Both sound, visuals and Liberta´s body movements as well as gaze were all derived from within the fictional universal of Lara Croft, reworked and morphed in the worksharing.
Liberta had been sitting while the visuals and soundscape encapsulated the audience, looking at us through tinted sunglasses, with an effortless calmness. Suddenly she jumped to her feet and began a sequence of an animal-like movement, where she was on all four, ass in the air, looking through her legs, moving quickly around, then pausing and shifting her weight slightly from one foot to the other. It was as if she was a sexy spider, with all its connotation to wanting to fuck and then afterwards eating her lover. While looking at her, my own body felt a tiredness of trying to fit into an impossible pose; holding up my body as to do something which is psychically demanding yet needs to look like the most natural thing in the world. A bodily memory, which more easily than anything else can become present, in trying to fit into impossible standards.
Orange breaks through in the visuals and it’s no longer wind and waves but a person who walks through a forest. The deconstructed twerking changes into a slow crawling towards the audience, while Liberta as an incarnation of Lara Croft lets her mouth hang slightly open and drool begins to fall to the floor.
It feels both good and bad to stare at her, it’s as if she is behind a screen, looking into infinity, not aware that I’m looking at her drooling.
It becomes more and more clear that Liberta is investigating movements that comes directly from the universe of Lara Croft, as she lays down and starts to swim, without moving her torso, only her arms and legs. She is constantly trapped within movement that takes her nowhere.
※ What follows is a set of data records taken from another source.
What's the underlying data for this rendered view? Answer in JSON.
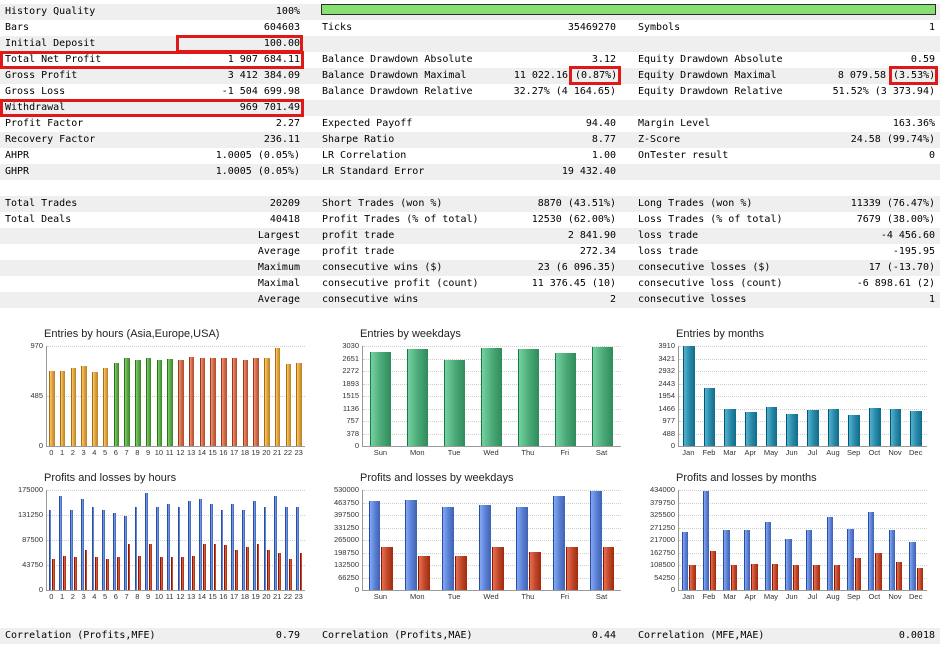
{
  "stats": {
    "history_quality": {
      "label": "History Quality",
      "value": "100%",
      "fill": 1.0
    },
    "bars": {
      "label": "Bars",
      "value": "604603"
    },
    "ticks": {
      "label": "Ticks",
      "value": "35469270"
    },
    "symbols": {
      "label": "Symbols",
      "value": "1"
    },
    "initial_deposit": {
      "label": "Initial Deposit",
      "value": "100.00"
    },
    "total_net_profit": {
      "label": "Total Net Profit",
      "value": "1 907 684.11"
    },
    "balance_dd_abs": {
      "label": "Balance Drawdown Absolute",
      "value": "3.12"
    },
    "equity_dd_abs": {
      "label": "Equity Drawdown Absolute",
      "value": "0.59"
    },
    "gross_profit": {
      "label": "Gross Profit",
      "value": "3 412 384.09"
    },
    "balance_dd_max": {
      "label": "Balance Drawdown Maximal",
      "value": "11 022.16",
      "pct": "(0.87%)"
    },
    "equity_dd_max": {
      "label": "Equity Drawdown Maximal",
      "value": "8 079.58",
      "pct": "(3.53%)"
    },
    "gross_loss": {
      "label": "Gross Loss",
      "value": "-1 504 699.98"
    },
    "balance_dd_rel": {
      "label": "Balance Drawdown Relative",
      "value": "32.27% (4 164.65)"
    },
    "equity_dd_rel": {
      "label": "Equity Drawdown Relative",
      "value": "51.52% (3 373.94)"
    },
    "withdrawal": {
      "label": "Withdrawal",
      "value": "969 701.49"
    },
    "profit_factor": {
      "label": "Profit Factor",
      "value": "2.27"
    },
    "expected_payoff": {
      "label": "Expected Payoff",
      "value": "94.40"
    },
    "margin_level": {
      "label": "Margin Level",
      "value": "163.36%"
    },
    "recovery_factor": {
      "label": "Recovery Factor",
      "value": "236.11"
    },
    "sharpe_ratio": {
      "label": "Sharpe Ratio",
      "value": "8.77"
    },
    "z_score": {
      "label": "Z-Score",
      "value": "24.58 (99.74%)"
    },
    "ahpr": {
      "label": "AHPR",
      "value": "1.0005 (0.05%)"
    },
    "lr_correlation": {
      "label": "LR Correlation",
      "value": "1.00"
    },
    "ontester": {
      "label": "OnTester result",
      "value": "0"
    },
    "ghpr": {
      "label": "GHPR",
      "value": "1.0005 (0.05%)"
    },
    "lr_std_error": {
      "label": "LR Standard Error",
      "value": "19 432.40"
    },
    "total_trades": {
      "label": "Total Trades",
      "value": "20209"
    },
    "short_trades": {
      "label": "Short Trades (won %)",
      "value": "8870 (43.51%)"
    },
    "long_trades": {
      "label": "Long Trades (won %)",
      "value": "11339 (76.47%)"
    },
    "total_deals": {
      "label": "Total Deals",
      "value": "40418"
    },
    "profit_trades": {
      "label": "Profit Trades (% of total)",
      "value": "12530 (62.00%)"
    },
    "loss_trades": {
      "label": "Loss Trades (% of total)",
      "value": "7679 (38.00%)"
    },
    "largest": {
      "label": "Largest",
      "profit_label": "profit trade",
      "profit_value": "2 841.90",
      "loss_label": "loss trade",
      "loss_value": "-4 456.60"
    },
    "average": {
      "label": "Average",
      "profit_label": "profit trade",
      "profit_value": "272.34",
      "loss_label": "loss trade",
      "loss_value": "-195.95"
    },
    "maximum": {
      "label": "Maximum",
      "profit_label": "consecutive wins ($)",
      "profit_value": "23 (6 096.35)",
      "loss_label": "consecutive losses ($)",
      "loss_value": "17 (-13.70)"
    },
    "maximal": {
      "label": "Maximal",
      "profit_label": "consecutive profit (count)",
      "profit_value": "11 376.45 (10)",
      "loss_label": "consecutive loss (count)",
      "loss_value": "-6 898.61 (2)"
    },
    "average2": {
      "label": "Average",
      "profit_label": "consecutive wins",
      "profit_value": "2",
      "loss_label": "consecutive losses",
      "loss_value": "1"
    },
    "corr_mfe": {
      "label": "Correlation (Profits,MFE)",
      "value": "0.79"
    },
    "corr_mae": {
      "label": "Correlation (Profits,MAE)",
      "value": "0.44"
    },
    "corr_mfe_mae": {
      "label": "Correlation (MFE,MAE)",
      "value": "0.0018"
    }
  },
  "colors": {
    "highlight": "#e01818",
    "quality_bar": "#88e070",
    "row_shade": "#efefef"
  },
  "chart_data": [
    {
      "type": "bar",
      "title": "Entries by hours (Asia,Europe,USA)",
      "categories": [
        "0",
        "1",
        "2",
        "3",
        "4",
        "5",
        "6",
        "7",
        "8",
        "9",
        "10",
        "11",
        "12",
        "13",
        "14",
        "15",
        "16",
        "17",
        "18",
        "19",
        "20",
        "21",
        "22",
        "23"
      ],
      "series": [
        {
          "values": [
            730,
            730,
            760,
            780,
            720,
            760,
            810,
            850,
            830,
            850,
            830,
            840,
            830,
            860,
            850,
            850,
            850,
            850,
            830,
            850,
            850,
            950,
            800,
            810
          ]
        }
      ],
      "yticks": [
        "0",
        "485",
        "970"
      ],
      "ylim": [
        0,
        970
      ],
      "colors": [
        "#d8a040",
        "#d8a040",
        "#d8a040",
        "#d8a040",
        "#d8a040",
        "#d8a040",
        "#5aa545",
        "#5aa545",
        "#5aa545",
        "#5aa545",
        "#5aa545",
        "#5aa545",
        "#cc6a4a",
        "#cc6a4a",
        "#cc6a4a",
        "#cc6a4a",
        "#cc6a4a",
        "#cc6a4a",
        "#cc6a4a",
        "#cc6a4a",
        "#d8a040",
        "#d8a040",
        "#d8a040",
        "#d8a040"
      ]
    },
    {
      "type": "bar",
      "title": "Entries by weekdays",
      "categories": [
        "Sun",
        "Mon",
        "Tue",
        "Wed",
        "Thu",
        "Fri",
        "Sat"
      ],
      "series": [
        {
          "values": [
            2850,
            2950,
            2600,
            2980,
            2930,
            2830,
            3010
          ]
        }
      ],
      "yticks": [
        "0",
        "378",
        "757",
        "1136",
        "1515",
        "1893",
        "2272",
        "2651",
        "3030"
      ],
      "ylim": [
        0,
        3030
      ],
      "colors": [
        "#4caa78"
      ]
    },
    {
      "type": "bar",
      "title": "Entries by months",
      "categories": [
        "Jan",
        "Feb",
        "Mar",
        "Apr",
        "May",
        "Jun",
        "Jul",
        "Aug",
        "Sep",
        "Oct",
        "Nov",
        "Dec"
      ],
      "series": [
        {
          "values": [
            3900,
            2250,
            1460,
            1330,
            1510,
            1240,
            1400,
            1450,
            1220,
            1500,
            1460,
            1360
          ]
        }
      ],
      "yticks": [
        "0",
        "488",
        "977",
        "1466",
        "1954",
        "2443",
        "2932",
        "3421",
        "3910"
      ],
      "ylim": [
        0,
        3910
      ],
      "colors": [
        "#2a8aa8"
      ]
    },
    {
      "type": "bar",
      "title": "Profits and losses by hours",
      "categories": [
        "0",
        "1",
        "2",
        "3",
        "4",
        "5",
        "6",
        "7",
        "8",
        "9",
        "10",
        "11",
        "12",
        "13",
        "14",
        "15",
        "16",
        "17",
        "18",
        "19",
        "20",
        "21",
        "22",
        "23"
      ],
      "series": [
        {
          "values": [
            140000,
            165000,
            140000,
            160000,
            145000,
            140000,
            135000,
            130000,
            145000,
            170000,
            145000,
            150000,
            145000,
            155000,
            160000,
            150000,
            140000,
            150000,
            140000,
            155000,
            145000,
            165000,
            145000,
            145000
          ]
        },
        {
          "values": [
            55000,
            60000,
            58000,
            70000,
            58000,
            55000,
            58000,
            80000,
            60000,
            80000,
            58000,
            58000,
            58000,
            60000,
            80000,
            80000,
            78000,
            70000,
            75000,
            80000,
            70000,
            65000,
            55000,
            65000
          ]
        }
      ],
      "yticks": [
        "0",
        "43750",
        "87500",
        "131250",
        "175000"
      ],
      "ylim": [
        0,
        175000
      ],
      "colors": [
        "#5b7fd1",
        "#c0482a"
      ]
    },
    {
      "type": "bar",
      "title": "Profits and losses by weekdays",
      "categories": [
        "Sun",
        "Mon",
        "Tue",
        "Wed",
        "Thu",
        "Fri",
        "Sat"
      ],
      "series": [
        {
          "values": [
            470000,
            475000,
            440000,
            450000,
            440000,
            500000,
            525000
          ]
        },
        {
          "values": [
            230000,
            180000,
            180000,
            230000,
            200000,
            230000,
            230000
          ]
        }
      ],
      "yticks": [
        "0",
        "66250",
        "132500",
        "198750",
        "265000",
        "331250",
        "397500",
        "463750",
        "530000"
      ],
      "ylim": [
        0,
        530000
      ],
      "colors": [
        "#5b7fd1",
        "#c0482a"
      ]
    },
    {
      "type": "bar",
      "title": "Profits and losses by months",
      "categories": [
        "Jan",
        "Feb",
        "Mar",
        "Apr",
        "May",
        "Jun",
        "Jul",
        "Aug",
        "Sep",
        "Oct",
        "Nov",
        "Dec"
      ],
      "series": [
        {
          "values": [
            250000,
            430000,
            260000,
            260000,
            295000,
            220000,
            260000,
            315000,
            265000,
            340000,
            260000,
            210000
          ]
        },
        {
          "values": [
            110000,
            170000,
            110000,
            115000,
            115000,
            110000,
            110000,
            110000,
            140000,
            160000,
            120000,
            95000
          ]
        }
      ],
      "yticks": [
        "0",
        "54250",
        "108500",
        "162750",
        "217000",
        "271250",
        "325500",
        "379750",
        "434000"
      ],
      "ylim": [
        0,
        434000
      ],
      "colors": [
        "#5b7fd1",
        "#c0482a"
      ]
    }
  ]
}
An infinite swim.
The actions become faster and more upbeat, which is emphasized by the soundscape that rises with her. She stands at the center of the stage, mouthing words she doesn’t utter, instead we are left to decipher sentences that never will be heard. The sentences are accompanied by movements, such as ‘motorcycle’, where her hands mimic gassing up, starting the ride, her eyes a little lowered, her lips pursed as if mouthing ‘motorcycle’ might be the sexiest thing you could have ever heard. There is something deeply uncanny about watching Liberta playing the part of sexy revenger, there is a constant flux between having power and how power is used against femininity.
Slowly a rage seems to build up and she starts to mimic yelling while also jumping with force, slamming both of her feet simultaneously into the ground, making the floor echo with her force. The returning credo could be: fight while you look sexy.
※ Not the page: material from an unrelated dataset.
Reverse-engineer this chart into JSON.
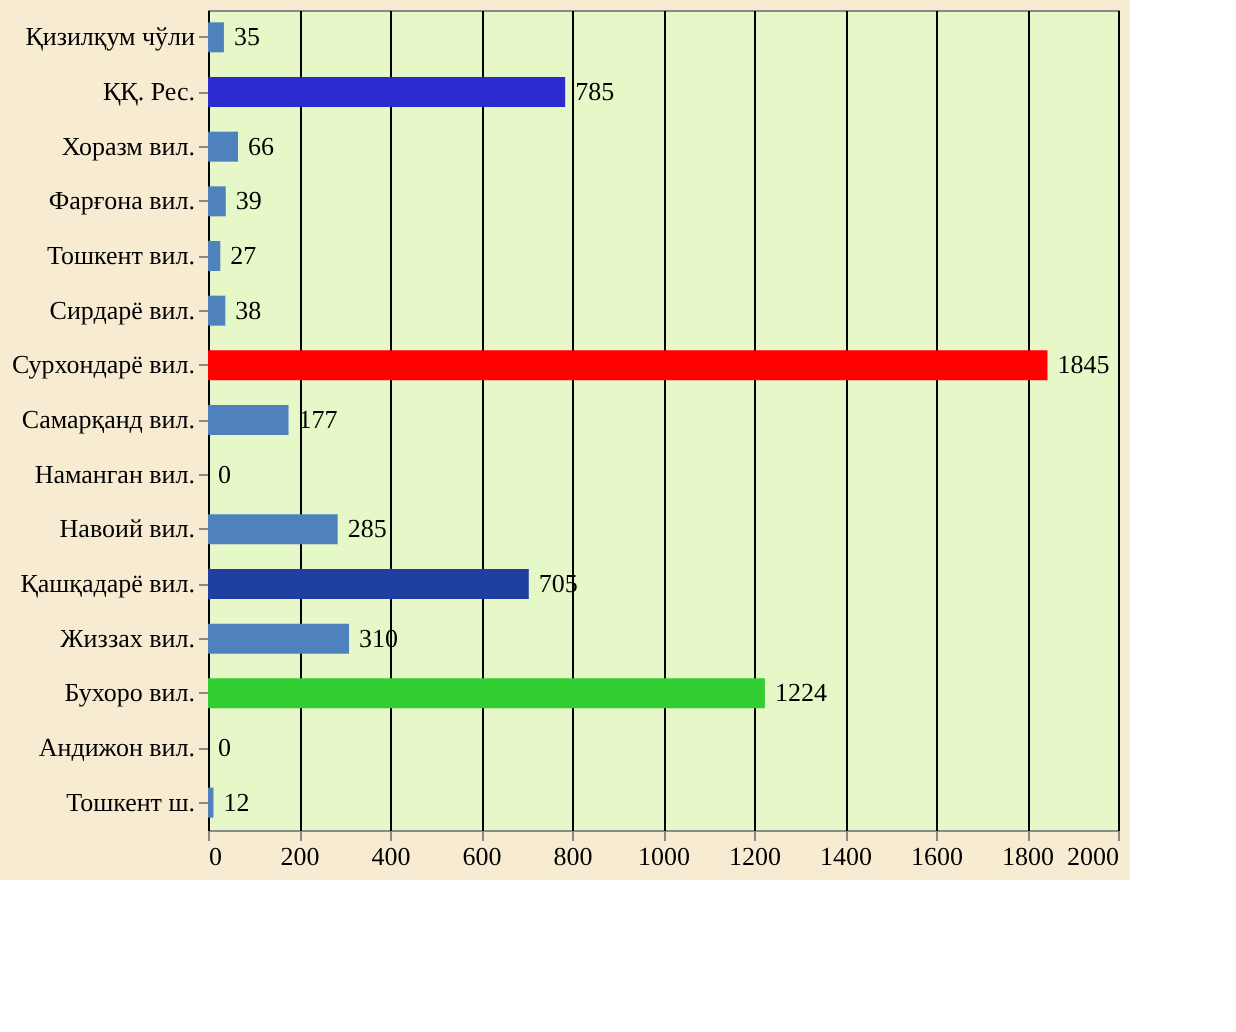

In the final part of the work sharing, the lights are turned on as she herself starts a smoke machine. The visuals and the sound stop and she sits down and starts to read to us from what looks to be personal notes. She reads in different paces, in both English as well as Portuguese, making the sentences into both meaning and feeling, as all is not understood by the audience, and is neither meant to be.
While reading it is as if the grip of Lara Croft releases the body of Teresa Ves Liberta a bit, as we hear her own thinking around the character of Croft. Sentences flow towards me such as
Level super hard
Kiss my angels
Remember gender more vividly
Cis narrowness
Transvengence
Daddy issues
Such a shame
He’s a bitch
As the screening of the work ends I moved out of the Teater Zebu wondering about entanglements between misogyny, trans-vengence, the male gaze and gaming and how they intersect and in what way Lara Croft both can serve us a state of release as well as connecting us to patriarchy.